顔面神経麻痺(ベル麻痺)への鍼灸症例

顔面神経麻痺(ベル麻痺)への鍼灸への鍼灸

顔面神経麻痺(ベル麻痺)の鍼灸|鎌ケ谷・船橋・松戸

患者さま

40代 女性

初来院

2023年1月25日

お悩みの症状

・顔面神経麻痺(ベル麻痺)
・首肩コリ

初来院までの経過

8日前より、右のまぶたが閉じきらない、かつまぶたが下がる、口の端(口角)が下がる。
翌日、耳鼻科の病院へ。
「顔面神経麻痺(ベル麻痺)」との診断で、ステロイドの飲み薬と抗ウイルス薬とビタミン剤を処方される。
1週間たち(鍼灸院に来院する直前に)病院にいき「あとは様子を見よう」とビタミン剤のみだされる。
鍼灸で少しでも改善すれば、と期待して来院。
中学3年生の受験生の娘さんがおり、母親である自身もストレスを感じている、とのこと。

その他の症状。
・首肩コリ。
・ストレス。
・眠りが浅い。

治療方針

「手足の陽明経」(と「手足の少陽経」)の気血の滞りが原因でのマヒと考える。
発症の引き金は、受験のストレス(肝気うつ)と冬の寒さ(寒邪)だろうと推察。
また、同じ原理で気滞血瘀が首から背中のコリになったとみる。
陽明経と少陽経のツボを多くとり、巡りを促すように施術することにする。

治療と経過

1回目。
「天枢」の温灸。

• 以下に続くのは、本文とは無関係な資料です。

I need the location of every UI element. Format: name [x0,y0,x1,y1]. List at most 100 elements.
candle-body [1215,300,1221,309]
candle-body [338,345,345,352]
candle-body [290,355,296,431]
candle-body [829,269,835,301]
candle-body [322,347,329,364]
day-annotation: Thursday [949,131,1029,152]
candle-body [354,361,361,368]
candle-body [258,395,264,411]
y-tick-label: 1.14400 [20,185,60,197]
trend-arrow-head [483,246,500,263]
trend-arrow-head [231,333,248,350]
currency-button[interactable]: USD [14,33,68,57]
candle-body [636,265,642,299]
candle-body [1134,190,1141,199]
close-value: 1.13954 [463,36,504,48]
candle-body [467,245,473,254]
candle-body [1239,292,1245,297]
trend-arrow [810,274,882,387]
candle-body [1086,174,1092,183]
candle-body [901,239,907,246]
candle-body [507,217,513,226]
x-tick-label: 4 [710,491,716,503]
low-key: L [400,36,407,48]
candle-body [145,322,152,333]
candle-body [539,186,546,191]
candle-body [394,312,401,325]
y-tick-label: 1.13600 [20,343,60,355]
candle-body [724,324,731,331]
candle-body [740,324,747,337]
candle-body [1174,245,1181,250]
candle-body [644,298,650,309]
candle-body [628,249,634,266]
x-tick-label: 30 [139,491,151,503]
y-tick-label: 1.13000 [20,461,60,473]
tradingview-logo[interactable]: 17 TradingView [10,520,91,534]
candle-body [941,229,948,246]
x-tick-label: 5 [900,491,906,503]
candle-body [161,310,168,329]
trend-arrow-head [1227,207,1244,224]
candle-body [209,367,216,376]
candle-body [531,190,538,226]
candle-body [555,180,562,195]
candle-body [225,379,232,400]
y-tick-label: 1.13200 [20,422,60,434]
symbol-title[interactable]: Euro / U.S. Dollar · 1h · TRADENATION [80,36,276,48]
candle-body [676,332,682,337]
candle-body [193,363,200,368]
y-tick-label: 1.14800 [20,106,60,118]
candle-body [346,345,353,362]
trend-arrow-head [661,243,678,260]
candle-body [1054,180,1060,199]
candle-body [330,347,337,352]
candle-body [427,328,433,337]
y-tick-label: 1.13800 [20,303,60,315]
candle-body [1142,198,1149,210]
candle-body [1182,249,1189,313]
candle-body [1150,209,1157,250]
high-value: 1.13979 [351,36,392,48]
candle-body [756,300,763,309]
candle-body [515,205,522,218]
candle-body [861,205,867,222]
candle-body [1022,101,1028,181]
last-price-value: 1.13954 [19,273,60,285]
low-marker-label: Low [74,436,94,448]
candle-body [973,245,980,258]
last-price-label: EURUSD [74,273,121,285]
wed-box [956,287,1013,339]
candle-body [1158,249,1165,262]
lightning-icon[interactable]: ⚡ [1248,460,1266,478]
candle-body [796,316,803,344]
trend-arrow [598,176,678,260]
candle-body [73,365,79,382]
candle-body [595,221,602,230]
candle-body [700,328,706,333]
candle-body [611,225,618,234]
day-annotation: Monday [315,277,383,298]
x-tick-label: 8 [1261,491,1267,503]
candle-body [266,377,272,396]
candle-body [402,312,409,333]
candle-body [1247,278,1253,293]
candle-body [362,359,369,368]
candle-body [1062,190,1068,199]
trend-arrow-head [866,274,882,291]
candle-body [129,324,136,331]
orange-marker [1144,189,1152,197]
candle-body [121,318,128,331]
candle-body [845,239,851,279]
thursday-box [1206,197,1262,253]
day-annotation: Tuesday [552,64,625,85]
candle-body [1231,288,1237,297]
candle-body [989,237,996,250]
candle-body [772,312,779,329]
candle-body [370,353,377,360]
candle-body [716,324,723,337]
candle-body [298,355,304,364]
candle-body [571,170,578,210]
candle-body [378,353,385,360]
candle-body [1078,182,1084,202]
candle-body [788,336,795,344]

「右合谷-手三里」と「右足三里-陽陵泉」にパルス鍼。顔の麻痺局所(右の陽白・四白・太陽辺り)に点灸。
肩のコリの局所の点灸。「首のコリの局所」「心兪」「膈兪」「肝兪」に置鍼。

2回目(5日後)。
麻痺は変わらず。首肩のコリの改善はみられるとのこと。
「天枢」の温灸。「右足三里-陽陵泉」にパルス鍼。側頭部~前頭部のブヨブヨ部分に置鍼。顔の麻痺局所(右の陽白・四白・太陽辺り)に点灸。
首肩コリの局所の点灸。「百会付近のブヨブヨ部分」「首のコリの局所」「心兪」「膈兪」「肝兪」に置鍼。首のコリに円皮鍼。

3回目(3日後)。
マヒが少し改善。眠りも改善傾向。
肩甲骨のあたりのコリも軽減傾向。
2回目に準した施術をする。
(お灸・円皮鍼の場所をかえたりパルスをしたりなどは適宜調整して行う)

4~6回目(4日ごと)。
少しずつ麻痺は改善していき、6回目の段階でほとんどなくなっていた。
3回目に準じて治療を行い、これにて終了とする。

同時に治療した症状

・首・肩のコリと痛み
・ストレス
・眠りの質

まとめ

顔面神経麻痺(ベル麻痺)が鍼灸を活用することで改善したケース。
眠りの質と首肩のコリも改善は見られ、全体的な好循環で改善したと思われる。

施術では、顔(麻痺)の局所にはお灸を多めに使い、熱刺激での気血の巡りの活性化をはかった。
肩・背中のコリをほぐす(気血の巡りを良くする)ことが重要であると、しっかりほぐすように施術をした。
経絡では陽明経と少陽経の経穴を意識的に使った。

心兪から肝兪あたりは自律神経に関する領域でもあり、そのあたりを鍼・灸・円皮鍼で刺激することで、全身に効かす効果をはかった。